また、文字だけでなく値で検索することもできます。たとえば、「90」という値で検索すると、下記のように「90」と入力したセルがすべて表示されます。
並べ替え
下記の表は出席番号順に氏名が並んでいます。
たとえば、出席番号順でなく、数学の点数が高い順に並び替えたいとき、並べ替え機能を活用できます。数学の点数が高い順に並べ替える手順を見ていきましょう。
- [データ]タブにある「並べ替え」を選択する
- 「並べ替え」ダイアログボックスが表示されるので、「最優先されるキー」で「数学」を選択して、「順序」で「大きい順」を選択する
これで下記のように数学の点数が高い順に並べ替えることができます。
フィルター
フィルターを設定する方法
はじめに表の一番上の項目をすべて選択します。
そして、「Ctrlキー+L」のショートカットを活用すると、下記のように矢印のアイコンが表示されます。これをフィルターといいます。
ショートカットキー | 操作 |
---|---|
「Ctrlキー+L」 | フィルターを設置 |
フィルターを活用すると、表に表示する人を自由に選択できます。
「氏名」のフィルターを選択して、下記のようにすべて選択をクリックして、一度全員のチェックを外します。そして、相田さん、浅村さんの2人だけを選択します。

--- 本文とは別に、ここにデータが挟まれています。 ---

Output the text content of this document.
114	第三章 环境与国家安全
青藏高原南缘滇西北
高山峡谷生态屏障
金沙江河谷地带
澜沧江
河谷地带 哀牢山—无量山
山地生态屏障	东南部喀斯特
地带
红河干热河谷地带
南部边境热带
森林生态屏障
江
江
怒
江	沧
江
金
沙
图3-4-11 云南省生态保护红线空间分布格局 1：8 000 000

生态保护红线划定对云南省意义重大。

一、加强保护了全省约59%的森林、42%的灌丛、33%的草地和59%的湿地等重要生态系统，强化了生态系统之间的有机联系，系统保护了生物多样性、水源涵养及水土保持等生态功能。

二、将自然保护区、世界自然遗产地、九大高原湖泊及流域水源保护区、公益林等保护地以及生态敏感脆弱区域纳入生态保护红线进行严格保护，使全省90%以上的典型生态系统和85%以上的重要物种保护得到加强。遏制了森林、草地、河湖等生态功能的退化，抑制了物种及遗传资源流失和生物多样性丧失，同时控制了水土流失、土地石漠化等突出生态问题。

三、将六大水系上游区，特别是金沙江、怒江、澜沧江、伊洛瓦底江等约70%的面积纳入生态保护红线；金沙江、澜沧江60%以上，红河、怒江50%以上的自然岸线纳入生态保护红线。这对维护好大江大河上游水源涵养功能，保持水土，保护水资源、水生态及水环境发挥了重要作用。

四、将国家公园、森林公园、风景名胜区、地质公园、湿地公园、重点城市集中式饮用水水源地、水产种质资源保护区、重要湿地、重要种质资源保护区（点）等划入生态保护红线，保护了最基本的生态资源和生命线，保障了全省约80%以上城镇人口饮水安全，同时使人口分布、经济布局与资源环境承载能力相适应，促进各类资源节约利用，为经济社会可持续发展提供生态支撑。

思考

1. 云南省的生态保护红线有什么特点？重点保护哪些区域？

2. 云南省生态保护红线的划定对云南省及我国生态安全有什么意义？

すると、下記の選択した2名のみを表示することができます。
国語のフィルターをクリックして、「昇順」「降順」を選択すると、先ほど並べ替えと同様に点数の低い順・高い順に並べ替えることもできます。
フィルターを活用して並べ替える方法
鎌田さん、山田さんは国語の点数は同じですが、物理の点数は山田さんの方が高いです。そこで、山田さんが鎌田さんよりも上に並べ替える手順をみていきましょう。
- 「Ctrlキー+F」でフィルターを解除する
- 「並べ替え」を選択して、「最優先されるキー」を右から「国語」「セルの値」「大きい順」にする
- 「レベルの追加」をクリックして、「次に優先されるキー」を左から「物理」「セルの値」「大きい順」にする
これで国語の点数が同じでも、物理の点数が高い山田さんが上になります。
ウィンドウ枠を固定する方法
下記のように下にスクロールしても表の見出し部(氏名や教科など)を固定することができます。これをウィンドウ枠の固定といいます。
ウィンドウ枠は始めから固定されていません。たとえば、先ほどから扱っている成績表を下にスクロールしてみます。すると、D列、F列それぞれがどの教科を表しているのかわからなくなります。

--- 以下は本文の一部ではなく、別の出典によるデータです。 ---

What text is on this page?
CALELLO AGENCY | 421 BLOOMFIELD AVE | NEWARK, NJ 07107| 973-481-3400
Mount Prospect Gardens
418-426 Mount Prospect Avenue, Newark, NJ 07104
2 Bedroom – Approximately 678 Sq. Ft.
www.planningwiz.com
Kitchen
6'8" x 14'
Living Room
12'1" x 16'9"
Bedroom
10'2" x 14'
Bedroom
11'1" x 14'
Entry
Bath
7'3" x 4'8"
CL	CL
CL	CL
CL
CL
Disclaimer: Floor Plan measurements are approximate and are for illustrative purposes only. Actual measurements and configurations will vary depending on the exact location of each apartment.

そこで、ウィンドウ枠を固定するショートカットを覚えましょう。「Altキー+W+Fキーを2回押下」でウィンドウ枠を固定することができます。
ショートカットキー | 操作 |
---|---|
「Altキー+W+Fキーを2回押下」 | ウィンドウ枠を固定する |
これでウィンドウ枠が固定され、下にスクロールしても、氏名や教科がひと目でわかるようになります。
まとめとおすすめ講座の紹介
今回のポイントは以下の3点です。
- 絶対参照と複合参照の違いを理解して、セル参照に応用する
- IF関数の論理式の仕組みを理解する
- 検索・並べ替え・フィルター機能をマスターしてデータを素早く検索できるようにする
Excel中級編ということで、実務のExcel業務で活用できる機能をご紹介してきました。「条件付き書式」や「ウィンドウ枠を固定する方法」はデータを見やすくするひと工夫として非常に有効なので、ぜひ活用しましょう。